General Lane litters, and drinks coffee so viscous it looks like gravy:
There's a nicely illustrated, two-page epilogue drawn by Dustin Ngueyn, but it doesn't serve much of a purpose, other than filling up a few more pages, and thus perhaps helping to justify that $3.99 price tag (well, there's that, the thicker cover stock and the Lee/Snyder portion is 23 pages long rather than 20).
Having not actually read the first issue and having enjoyed this one just fine, I'm going to assume this one is an OK issue to start with. But then Superman comics, like Batman comics, are almost always safe to pick up and start reading whenever. Who doesn't know Superman and Batman and what their deals are?
If you were new to comics? This might not be an ideal gateway comic, but it wouldn't cause you to run away screaming either.

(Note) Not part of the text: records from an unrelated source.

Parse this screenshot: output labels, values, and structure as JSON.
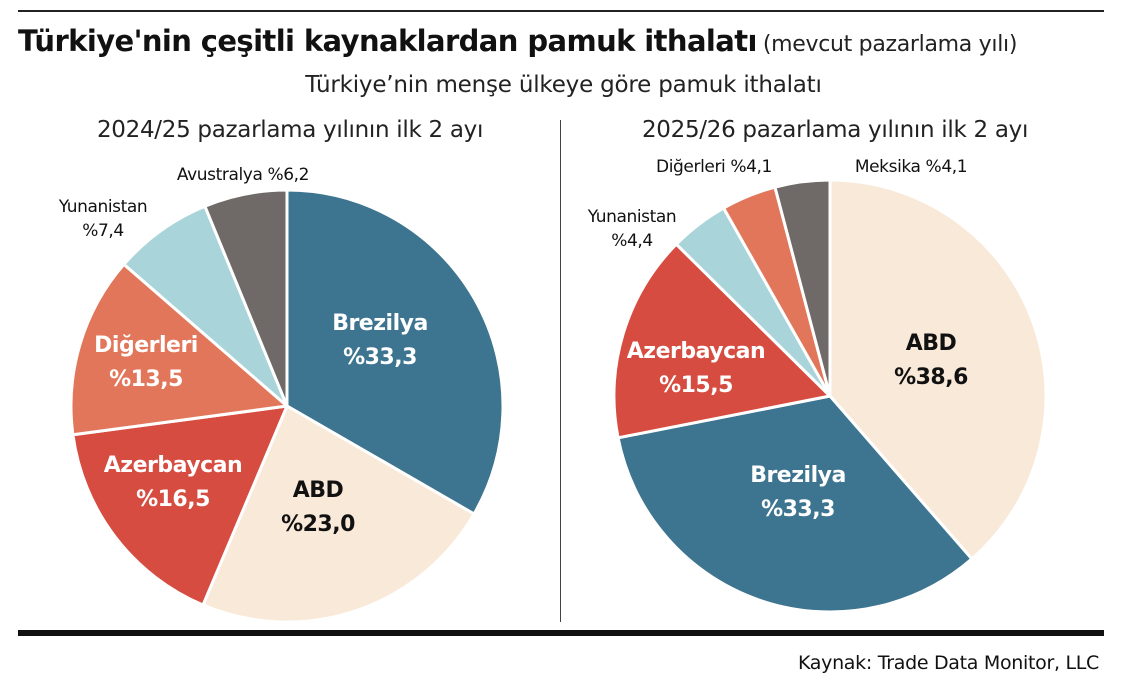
{
  "title": "Türkiye'nin çeşitli kaynaklardan pamuk ithalatı",
  "title_suffix": "(mevcut pazarlama yılı)",
  "subtitle": "Türkiye’nin menşe ülkeye göre pamuk ithalatı",
  "source": "Kaynak: Trade Data Monitor, LLC",
  "chart_data": [
    {
      "type": "pie",
      "title": "2024/25 pazarlama yılının ilk 2 ayı",
      "slices": [
        {
          "name": "Brezilya",
          "value": 33.3,
          "label": "%33,3",
          "color": "#3d7590",
          "text_color": "#ffffff",
          "placement": "inside"
        },
        {
          "name": "ABD",
          "value": 23.0,
          "label": "%23,0",
          "color": "#f9e9d9",
          "text_color": "#111111",
          "placement": "inside"
        },
        {
          "name": "Azerbaycan",
          "value": 16.5,
          "label": "%16,5",
          "color": "#d64c40",
          "text_color": "#ffffff",
          "placement": "inside"
        },
        {
          "name": "Diğerleri",
          "value": 13.5,
          "label": "%13,5",
          "color": "#e2765a",
          "text_color": "#ffffff",
          "placement": "inside"
        },
        {
          "name": "Yunanistan",
          "value": 7.4,
          "label": "%7,4",
          "color": "#a9d4d9",
          "text_color": "#111111",
          "placement": "outside"
        },
        {
          "name": "Avustralya",
          "value": 6.2,
          "label": "%6,2",
          "color": "#6f6a67",
          "text_color": "#111111",
          "placement": "outside"
        }
      ]
    },
    {
      "type": "pie",
      "title": "2025/26 pazarlama yılının ilk 2 ayı",
      "slices": [
        {
          "name": "ABD",
          "value": 38.6,
          "label": "%38,6",
          "color": "#f9e9d9",
          "text_color": "#111111",
          "placement": "inside"
        },
        {
          "name": "Brezilya",
          "value": 33.3,
          "label": "%33,3",
          "color": "#3d7590",
          "text_color": "#ffffff",
          "placement": "inside"
        },
        {
          "name": "Azerbaycan",
          "value": 15.5,
          "label": "%15,5",
          "color": "#d64c40",
          "text_color": "#ffffff",
          "placement": "inside"
        },
        {
          "name": "Yunanistan",
          "value": 4.4,
          "label": "%4,4",
          "color": "#a9d4d9",
          "text_color": "#111111",
          "placement": "outside"
        },
        {
          "name": "Diğerleri",
          "value": 4.1,
          "label": "%4,1",
          "color": "#e2765a",
          "text_color": "#111111",
          "placement": "outside"
        },
        {
          "name": "Meksika",
          "value": 4.1,
          "label": "%4,1",
          "color": "#6f6a67",
          "text_color": "#111111",
          "placement": "outside"
        }
      ]
    }
  ]
}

X-Men #2: I was more grateful than usual for the explanatory "Previously ..." paragraphs on the title page, as it clarified the nature of the villains and conflict from the previous issue, and why the climactic event — the one character I don't remember ever hearing of taking over the body of another character I don't remember ever hearing of — was being presented as something of a big deal.
That I needed a few paragraphs to catch up between the first and second issues of a new comic book series, a pause to explain to me what just happened in the first 20 pages or so before moving on to the next 20 pages or so, is itself something of an indictment of the series. Granted, I'm only a very-occasional reader of X-Men comics — I didn't realize Beast evolved into another new animal form until this issue, for example — but shouldn't it take a few issues before you start to lose your readers in continuity confusion?
I'm guessing the enormously warm reception this book has received is due in large part either to affection for the creators (Brian Wood writes, Olivier Coipel pencils, and Coipel and two other artists ink, while three colorists are involved), or to a big chunk of the sizable X-Men audience (and/or even more sizable potential X-Men audience) liking the idea of an all-female X-Men team ... or simply the particular characters chosen.
Because the comic is the very definition of nothing special; it's just a good, old-fashioned superhero fight comic, with a pre-existing villain returning to cause trouble in a different way than last time, and the various members of the team fighting an antagonist that means them harm.
The plot is generic, the dialogue standard, and Wood doesn't even seem particularly adept at juggling the characters — few get to say or do much of any interest in this issue, and Beast, who's not officially on the team (and is male), gets more panel time, more dialogue and plays a more active role in the plot than just about any of the women who appear on the covers.
It is really handsomely drawn, though, and it's certainly possible that the book's unpretentious insistence of being just another superhero comic is part of why so many folks seem to find it so charming. Here's an X-Men book that's not about Wolverine and Cyclops having philosophical differences or the fate of the mutant race, and maybe that's enough to separate it from the pack.
Given that the prose paragraphs at the beginning tell the story of the first issue more clearly than the first issue did, this is a perfectly fine jumping-on point. I think you'd need a pretty good background in the X-Men — at least a season or two of one of the cartoon shows — to know who the players are and what they're doing exactly, though. Rogue's and Kitty's actions don't make much sense if you don't know what their particular powers are, and especially how the latter's interact with technology.